Wood tells Fresh Air's Terry Gross that fewer U.S. troops die outright on the battlefield — because of protective equipment and better medical care. But more Americans are being wounded, and their injuries are more "severe and complex." The number of American soldiers who lost at least one limb doubled from 2009 to 2010, and the number of triple amputees has nearly doubled, he says. Almost all of the severely injured troops return to the U.S. with traumatic brain injuries (TBI).

"It's so tragic to see these young men and women struggling not only to master prosthetic legs, for example, but to try to fight their way through the fog that descends into your brain when you have a brain injury like that," says Wood. "It's often very hard for them to think clearly, to recall words, to do small problems, to remember to take their medication and make their appointments. Surprisingly, there's been so much advancement in physical medicine during this war — but it's only been in recent years that the military has recognized TBI as a combat wound, and it's pretty clear that no one knows what the best treatment is."


A Soldier's Story

One of the soldiers Wood profiles is Lance Cpl. Tyler Southern. Southern was 19 when an improvised explosive device, or IED, blew up underneath him in Afghanistan. The blast tore up both of his legs and one arm, and mangled his remaining left arm. Southern was taken to an intermediate battlefield medical facility where he flat-lined.

"He was bleeding so heavily that they could not keep blood in him, and the blood was pouring out of him," says Wood. "As soon he came off the helicopter and they rushed him into an operating room, doctors slashed off the side of his chest and reached in and clamped off all of the veins leading to the lower part of his body in an effort to squeeze what little remaining fluid was left up to his brain to keep his brain alive."

After he had stabilized, Southern was transferred to Walter Reed Army Medical Center's amputee center, where wounded veterans learn how to adapt to their injuries. He faces years of rehab, after having endured dozens of surgeries to clean and repair his limbs. But he manages to make light of his situation — he has handed out T-shirts to other Marines on his floor that say "I had a blast!" and spends most of his days working out to try to build muscle in his remaining limb.

"He's an extremely active, very funny, very bright, very quick person ," says Wood. "It's hard to get him to stand still to talk to him. He's constantly moving."

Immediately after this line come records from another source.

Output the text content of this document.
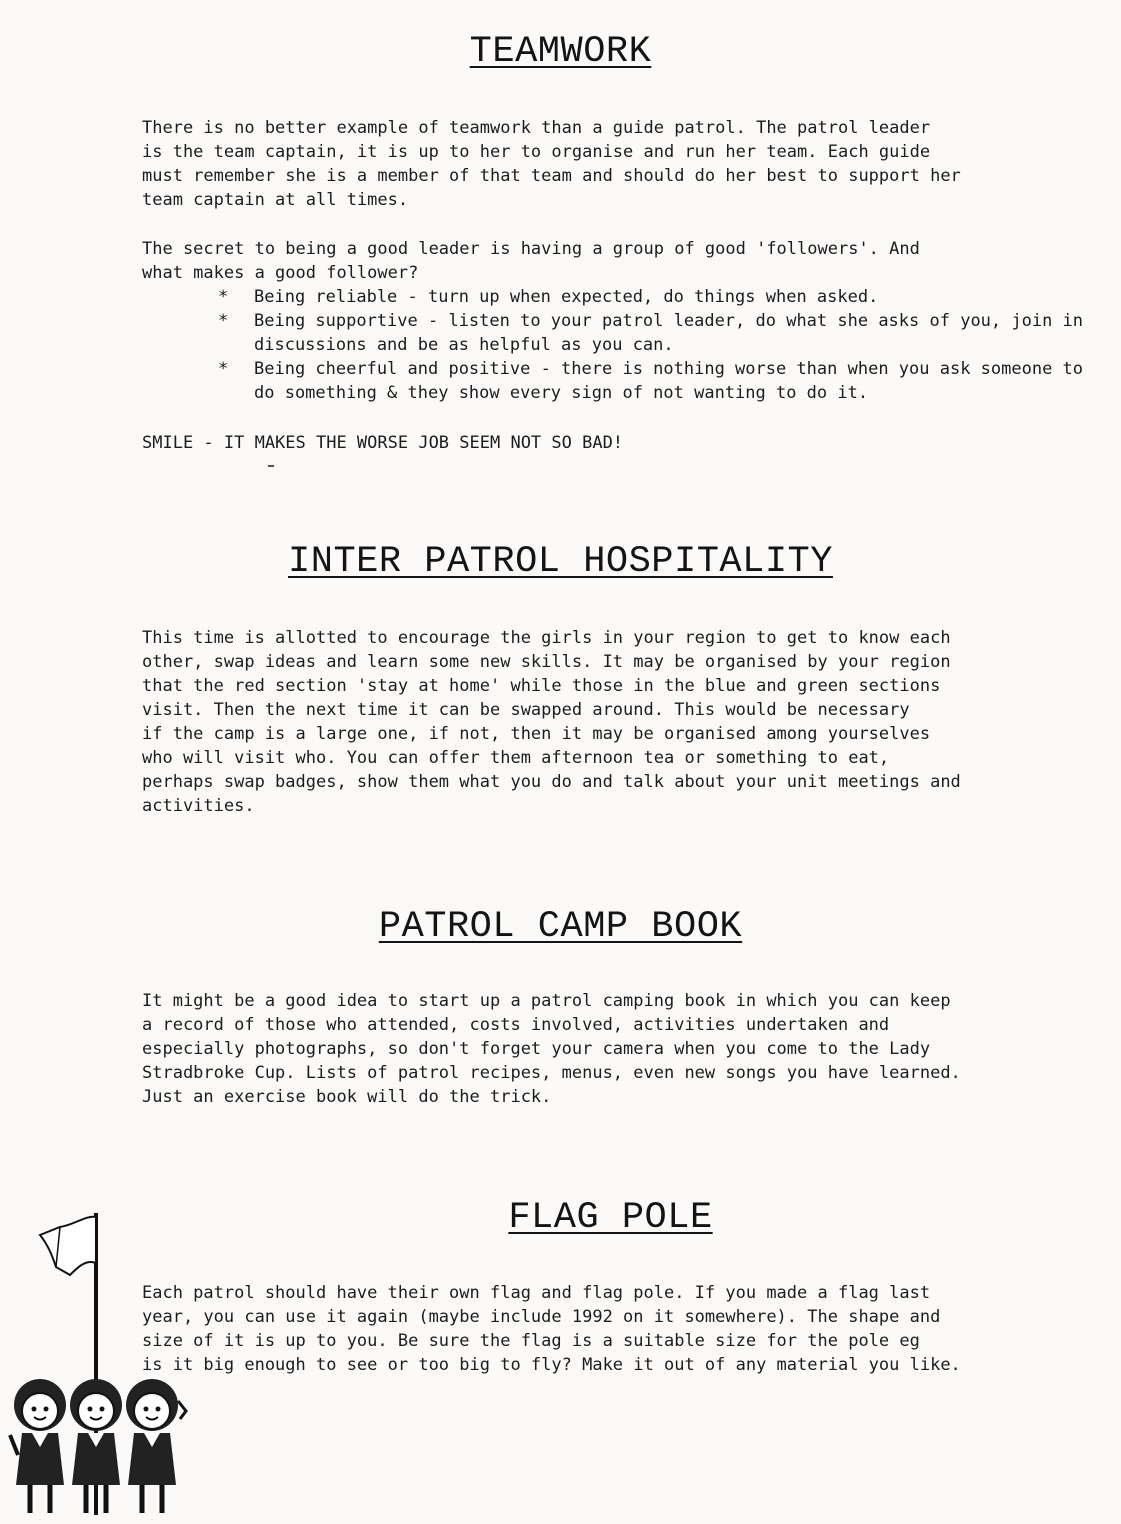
TEAMWORK

There is no better example of teamwork than a guide patrol. The patrol leader
is the team captain, it is up to her to organise and run her team. Each guide
must remember she is a member of that team and should do her best to support her
team captain at all times.

The secret to being a good leader is having a group of good 'followers'. And
what makes a good follower?

* Being reliable - turn up when expected, do things when asked.
* Being supportive - listen to your patrol leader, do what she asks of you, join in discussions and be as helpful as you can.
* Being cheerful and positive - there is nothing worse than when you ask someone to do something & they show every sign of not wanting to do it.

SMILE - IT MAKES THE WORSE JOB SEEM NOT SO BAD!

INTER PATROL HOSPITALITY

This time is allotted to encourage the girls in your region to get to know each
other, swap ideas and learn some new skills. It may be organised by your region
that the red section 'stay at home' while those in the blue and green sections
visit. Then the next time it can be swapped around. This would be necessary
if the camp is a large one, if not, then it may be organised among yourselves
who will visit who. You can offer them afternoon tea or something to eat,
perhaps swap badges, show them what you do and talk about your unit meetings and
activities.

PATROL CAMP BOOK

It might be a good idea to start up a patrol camping book in which you can keep
a record of those who attended, costs involved, activities undertaken and
especially photographs, so don't forget your camera when you come to the Lady
Stradbroke Cup. Lists of patrol recipes, menus, even new songs you have learned.
Just an exercise book will do the trick.

FLAG POLE

Each patrol should have their own flag and flag pole. If you made a flag last
year, you can use it again (maybe include 1992 on it somewhere). The shape and
size of it is up to you. Be sure the flag is a suitable size for the pole eg
is it big enough to see or too big to fly? Make it out of any material you like.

'People Who Are Wounded In War Are Wounded Forever'

But not all of the soldiers Wood writes about have thrived as much as Southern. Jimmy Cleveland Kinsey II, a Marine, returned from Iraq after driving over an IED. The blast tore through his leg, leaving him with shrapnel wounds, burns, post-traumatic stress disorder and TBI. When he returned home, Kinsey was in chronic pain.

"He was a good Marine, a fun-loving guy. I never knew him, but he's the kind of guy you'd like to hang around with," says Wood. "He got drugs to control the pain. His leg got worse and worse, and they had to take it off. ... That set him into a depression. His addiction to pain medication and anxiety medication got worse. Jimmy was a strong guy, but in the end his wounds and the effects of them did him in. He died in a PTSD clinic of an overdose of [the pain killer] fentanyl."

It's not clear whether Kinsey's overdose was intentional or accidental, but what is clear, says Wood, is that Kinsey didn't get the help he needed. And he's not alone. Wood writes that 18 veterans kill themselves every day. (That figure includes veterans from Vietnam and other wars.)

"When you think about it, one of the things that we as a country are learning is that people who are wounded in war are wounded forever," he says. "Even though there are many cases like Tyler Southern, people who seem to almost thrive on the challenge of their new life, even with Tyler Southern, he'll be dealing with his wounds for the rest of his life. They don't go away."